Inclusion provides the opportunity for diverse people to not only be invited to participate, but to have an active role in decision making so that their voice can be heard.

Unconscious bias is often defined as unsupported judgments against one thing, person or group as compared to another. It is important to know that there is “explicit bias” and “implicit bias.”

The term “explicit bias” refers to the attitudes and beliefs we have about a thing, person or group on a conscious level. “Implicit bias,” on the other hand, occurs automatically as we make quick judgments based on past experiences and background.

One way I describe implicit bias is by explaining that my paternal grandparents were sharecroppers — so even though I was raised in a middle-class household, my father instilled in me and my sister that it’s really important to have a fully-stocked pantry so you don’t have to worry about running out of items that you need.

I’m a caregiver for my dad and I have aides that come in to help. One thing I noticed was the antibacterial soap, when it would get low, an aide would put water in it. It was driving me mad. I’m like, “Why would you do that when there’s more soap in the pantry? It’s no longer antibacterial once you put the water in it.”

But I started thinking if the aide was someone who grew up having to stretch a dollar. Then, adding water to the soap would come naturally because it’s something they’ve always done.
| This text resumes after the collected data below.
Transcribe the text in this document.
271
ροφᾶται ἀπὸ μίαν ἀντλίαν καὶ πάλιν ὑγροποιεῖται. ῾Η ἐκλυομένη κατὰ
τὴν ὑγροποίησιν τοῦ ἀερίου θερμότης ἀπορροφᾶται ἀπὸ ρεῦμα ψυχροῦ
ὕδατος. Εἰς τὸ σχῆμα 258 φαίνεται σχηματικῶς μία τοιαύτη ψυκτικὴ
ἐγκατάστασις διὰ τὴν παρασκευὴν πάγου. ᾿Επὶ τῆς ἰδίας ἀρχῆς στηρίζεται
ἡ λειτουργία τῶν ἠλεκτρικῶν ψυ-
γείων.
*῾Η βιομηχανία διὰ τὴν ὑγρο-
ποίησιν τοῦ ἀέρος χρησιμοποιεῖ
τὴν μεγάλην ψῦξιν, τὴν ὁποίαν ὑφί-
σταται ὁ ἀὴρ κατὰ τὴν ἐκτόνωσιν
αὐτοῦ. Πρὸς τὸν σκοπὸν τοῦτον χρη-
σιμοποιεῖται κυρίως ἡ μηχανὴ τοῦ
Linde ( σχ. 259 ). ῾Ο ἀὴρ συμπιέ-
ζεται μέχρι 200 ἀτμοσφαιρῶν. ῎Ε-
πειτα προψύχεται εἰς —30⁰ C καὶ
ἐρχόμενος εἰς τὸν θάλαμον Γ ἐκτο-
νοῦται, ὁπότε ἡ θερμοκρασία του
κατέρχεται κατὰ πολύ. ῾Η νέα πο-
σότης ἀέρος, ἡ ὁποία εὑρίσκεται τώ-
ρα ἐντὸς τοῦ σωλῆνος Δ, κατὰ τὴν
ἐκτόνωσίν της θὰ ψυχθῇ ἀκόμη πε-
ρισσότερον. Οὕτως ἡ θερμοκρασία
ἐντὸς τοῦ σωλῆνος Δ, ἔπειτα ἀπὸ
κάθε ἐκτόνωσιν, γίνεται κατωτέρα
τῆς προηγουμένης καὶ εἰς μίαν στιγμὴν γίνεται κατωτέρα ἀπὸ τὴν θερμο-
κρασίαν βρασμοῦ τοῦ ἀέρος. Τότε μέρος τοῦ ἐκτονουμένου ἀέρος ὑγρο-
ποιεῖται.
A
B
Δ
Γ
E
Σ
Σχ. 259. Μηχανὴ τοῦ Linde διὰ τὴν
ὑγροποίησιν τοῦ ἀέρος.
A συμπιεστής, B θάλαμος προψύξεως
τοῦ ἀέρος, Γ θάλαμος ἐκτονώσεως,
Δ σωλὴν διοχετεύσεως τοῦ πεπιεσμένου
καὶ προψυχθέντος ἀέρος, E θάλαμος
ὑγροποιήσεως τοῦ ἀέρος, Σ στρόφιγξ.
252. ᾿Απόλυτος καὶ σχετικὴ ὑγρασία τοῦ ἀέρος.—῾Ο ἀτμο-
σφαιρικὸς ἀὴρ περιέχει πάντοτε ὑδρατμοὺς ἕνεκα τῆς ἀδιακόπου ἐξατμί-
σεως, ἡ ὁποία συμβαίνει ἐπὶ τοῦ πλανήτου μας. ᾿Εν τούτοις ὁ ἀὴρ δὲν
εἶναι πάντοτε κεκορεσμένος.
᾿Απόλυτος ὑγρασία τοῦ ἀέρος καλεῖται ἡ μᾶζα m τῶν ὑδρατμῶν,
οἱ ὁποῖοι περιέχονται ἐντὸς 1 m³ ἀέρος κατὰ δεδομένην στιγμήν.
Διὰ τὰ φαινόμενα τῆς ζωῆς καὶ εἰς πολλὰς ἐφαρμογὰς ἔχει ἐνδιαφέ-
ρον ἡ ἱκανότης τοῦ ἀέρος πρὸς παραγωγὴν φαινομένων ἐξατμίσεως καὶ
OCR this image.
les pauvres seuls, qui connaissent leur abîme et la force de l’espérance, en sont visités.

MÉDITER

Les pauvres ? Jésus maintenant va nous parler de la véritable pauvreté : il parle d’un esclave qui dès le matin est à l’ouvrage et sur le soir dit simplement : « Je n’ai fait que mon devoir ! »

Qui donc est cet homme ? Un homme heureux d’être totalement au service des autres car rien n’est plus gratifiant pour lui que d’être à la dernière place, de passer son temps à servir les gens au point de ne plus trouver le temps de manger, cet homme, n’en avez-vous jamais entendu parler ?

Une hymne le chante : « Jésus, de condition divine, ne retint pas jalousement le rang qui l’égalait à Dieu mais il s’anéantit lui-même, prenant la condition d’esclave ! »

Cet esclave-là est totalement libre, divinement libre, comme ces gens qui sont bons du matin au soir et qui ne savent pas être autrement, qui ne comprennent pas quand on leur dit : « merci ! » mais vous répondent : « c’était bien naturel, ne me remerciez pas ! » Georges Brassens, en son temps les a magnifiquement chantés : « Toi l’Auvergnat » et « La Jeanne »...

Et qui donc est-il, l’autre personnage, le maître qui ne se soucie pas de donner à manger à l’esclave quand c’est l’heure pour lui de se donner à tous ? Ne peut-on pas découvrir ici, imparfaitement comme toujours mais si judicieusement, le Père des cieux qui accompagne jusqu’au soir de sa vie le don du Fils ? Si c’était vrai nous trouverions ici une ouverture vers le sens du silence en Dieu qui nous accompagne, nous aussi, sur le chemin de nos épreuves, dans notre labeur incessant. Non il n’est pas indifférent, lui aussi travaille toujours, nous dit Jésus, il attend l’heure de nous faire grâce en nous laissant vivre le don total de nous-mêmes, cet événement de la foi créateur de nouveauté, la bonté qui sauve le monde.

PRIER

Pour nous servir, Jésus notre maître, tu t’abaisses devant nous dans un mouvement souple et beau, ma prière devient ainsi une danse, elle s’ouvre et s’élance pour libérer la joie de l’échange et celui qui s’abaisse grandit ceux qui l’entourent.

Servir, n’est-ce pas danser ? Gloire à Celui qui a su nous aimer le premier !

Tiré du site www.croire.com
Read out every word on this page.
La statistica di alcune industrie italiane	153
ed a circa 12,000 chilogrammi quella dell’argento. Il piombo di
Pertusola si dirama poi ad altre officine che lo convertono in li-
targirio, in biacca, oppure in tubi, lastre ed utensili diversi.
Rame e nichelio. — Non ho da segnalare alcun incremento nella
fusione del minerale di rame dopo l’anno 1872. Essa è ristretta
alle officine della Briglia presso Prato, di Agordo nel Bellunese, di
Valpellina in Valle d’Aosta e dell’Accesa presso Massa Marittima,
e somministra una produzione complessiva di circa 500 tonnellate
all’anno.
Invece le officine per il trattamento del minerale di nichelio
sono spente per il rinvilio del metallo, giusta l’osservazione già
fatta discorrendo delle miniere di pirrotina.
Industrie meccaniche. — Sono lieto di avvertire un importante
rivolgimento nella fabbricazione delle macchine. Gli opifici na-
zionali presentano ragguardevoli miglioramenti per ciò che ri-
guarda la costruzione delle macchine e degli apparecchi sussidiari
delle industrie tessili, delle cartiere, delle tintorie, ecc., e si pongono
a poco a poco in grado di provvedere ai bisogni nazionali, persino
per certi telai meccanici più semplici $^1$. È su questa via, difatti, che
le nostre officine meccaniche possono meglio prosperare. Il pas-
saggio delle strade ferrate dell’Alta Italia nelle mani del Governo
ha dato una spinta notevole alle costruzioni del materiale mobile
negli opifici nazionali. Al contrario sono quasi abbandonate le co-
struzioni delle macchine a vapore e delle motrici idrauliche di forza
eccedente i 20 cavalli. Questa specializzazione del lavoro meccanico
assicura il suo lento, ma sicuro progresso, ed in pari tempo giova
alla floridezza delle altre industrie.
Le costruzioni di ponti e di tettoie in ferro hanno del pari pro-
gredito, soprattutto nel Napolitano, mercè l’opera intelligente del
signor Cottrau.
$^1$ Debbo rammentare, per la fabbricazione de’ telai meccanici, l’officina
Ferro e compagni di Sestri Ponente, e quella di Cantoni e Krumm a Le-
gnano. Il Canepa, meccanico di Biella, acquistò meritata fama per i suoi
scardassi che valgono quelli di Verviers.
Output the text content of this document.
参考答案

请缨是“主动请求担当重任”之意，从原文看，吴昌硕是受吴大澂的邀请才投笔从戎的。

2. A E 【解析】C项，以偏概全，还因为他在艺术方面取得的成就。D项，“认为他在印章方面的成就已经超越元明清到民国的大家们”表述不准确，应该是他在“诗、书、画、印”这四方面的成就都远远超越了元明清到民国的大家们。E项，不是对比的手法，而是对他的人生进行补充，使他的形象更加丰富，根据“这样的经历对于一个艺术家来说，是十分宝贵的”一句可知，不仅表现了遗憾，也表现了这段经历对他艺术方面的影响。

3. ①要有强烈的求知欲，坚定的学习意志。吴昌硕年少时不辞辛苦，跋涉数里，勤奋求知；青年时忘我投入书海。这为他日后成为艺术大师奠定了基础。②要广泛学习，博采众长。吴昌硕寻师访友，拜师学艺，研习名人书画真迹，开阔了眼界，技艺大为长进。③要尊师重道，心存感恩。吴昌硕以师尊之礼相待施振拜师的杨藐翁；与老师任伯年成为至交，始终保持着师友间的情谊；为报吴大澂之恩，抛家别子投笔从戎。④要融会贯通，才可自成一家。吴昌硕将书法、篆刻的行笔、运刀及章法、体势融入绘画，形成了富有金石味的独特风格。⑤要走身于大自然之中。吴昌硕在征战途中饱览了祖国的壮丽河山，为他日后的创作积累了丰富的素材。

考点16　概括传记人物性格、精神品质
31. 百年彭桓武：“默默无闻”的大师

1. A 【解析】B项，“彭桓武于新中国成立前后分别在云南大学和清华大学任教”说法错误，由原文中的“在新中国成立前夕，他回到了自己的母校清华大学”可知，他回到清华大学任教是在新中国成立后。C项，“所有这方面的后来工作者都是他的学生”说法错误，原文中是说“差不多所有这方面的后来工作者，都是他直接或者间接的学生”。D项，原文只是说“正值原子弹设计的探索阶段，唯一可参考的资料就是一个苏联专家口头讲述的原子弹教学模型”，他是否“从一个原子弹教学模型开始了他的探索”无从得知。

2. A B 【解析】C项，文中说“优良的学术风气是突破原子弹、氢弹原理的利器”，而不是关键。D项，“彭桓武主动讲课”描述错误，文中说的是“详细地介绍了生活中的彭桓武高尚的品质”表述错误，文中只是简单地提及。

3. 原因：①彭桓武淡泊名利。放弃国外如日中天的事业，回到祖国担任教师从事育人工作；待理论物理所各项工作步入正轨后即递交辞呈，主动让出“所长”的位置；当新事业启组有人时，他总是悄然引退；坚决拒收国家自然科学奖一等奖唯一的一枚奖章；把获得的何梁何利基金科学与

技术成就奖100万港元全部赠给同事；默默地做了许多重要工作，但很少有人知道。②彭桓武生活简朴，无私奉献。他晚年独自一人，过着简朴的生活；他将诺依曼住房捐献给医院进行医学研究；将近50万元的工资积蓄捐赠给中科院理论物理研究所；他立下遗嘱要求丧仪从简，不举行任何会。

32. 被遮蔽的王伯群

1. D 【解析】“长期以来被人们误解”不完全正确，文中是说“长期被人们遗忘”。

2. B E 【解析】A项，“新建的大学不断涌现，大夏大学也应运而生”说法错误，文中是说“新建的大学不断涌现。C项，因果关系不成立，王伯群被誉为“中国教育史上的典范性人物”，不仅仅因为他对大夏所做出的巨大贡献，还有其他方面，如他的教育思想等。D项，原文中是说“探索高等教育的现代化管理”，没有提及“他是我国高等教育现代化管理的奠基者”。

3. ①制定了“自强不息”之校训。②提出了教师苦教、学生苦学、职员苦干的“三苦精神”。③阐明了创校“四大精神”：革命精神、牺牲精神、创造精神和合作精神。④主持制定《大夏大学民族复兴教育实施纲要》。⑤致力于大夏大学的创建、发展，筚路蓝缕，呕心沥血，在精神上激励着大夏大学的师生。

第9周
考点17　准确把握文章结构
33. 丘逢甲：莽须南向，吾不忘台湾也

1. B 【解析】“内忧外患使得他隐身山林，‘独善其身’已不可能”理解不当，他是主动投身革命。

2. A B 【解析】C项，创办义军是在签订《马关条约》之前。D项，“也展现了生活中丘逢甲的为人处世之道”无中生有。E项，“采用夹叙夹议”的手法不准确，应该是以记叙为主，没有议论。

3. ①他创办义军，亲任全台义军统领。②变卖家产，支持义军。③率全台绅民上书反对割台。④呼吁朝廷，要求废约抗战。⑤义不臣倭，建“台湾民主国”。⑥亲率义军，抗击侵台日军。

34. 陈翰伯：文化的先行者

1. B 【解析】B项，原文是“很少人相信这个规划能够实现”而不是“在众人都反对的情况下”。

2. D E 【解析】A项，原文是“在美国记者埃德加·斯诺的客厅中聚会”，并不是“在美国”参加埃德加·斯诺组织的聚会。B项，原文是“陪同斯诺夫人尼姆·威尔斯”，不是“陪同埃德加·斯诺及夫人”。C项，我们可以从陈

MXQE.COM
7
That’s what implicit biases are. It’s the way we were raised, the things we were exposed to that cause us to make the decisions we do. We all have it. We do it every day. It’s just, for some reason, when it gets attached to racial issues or diversity, then all of a sudden, it’s got a negative stigma. Once we are conscious of our implicit biases, we can make intentional positive adjustments.

I had to stop and ask myself, “What’s the reason for why they’re putting water in the soap? Why does it upset me and what can I do to improve things?” And then I asked one of his aides, not in a demeaning way, “Why are you putting water in the in the soap, when we have more?”

I had to ask an uncomfortable question but that’s what you have to do. You just ask. And that’s how we start the difficult conversations that we need to have. We assess the situation, we reflect, and then we take a risk and ask questions. We need to know what the real issues are and we need to come together to seek solutions.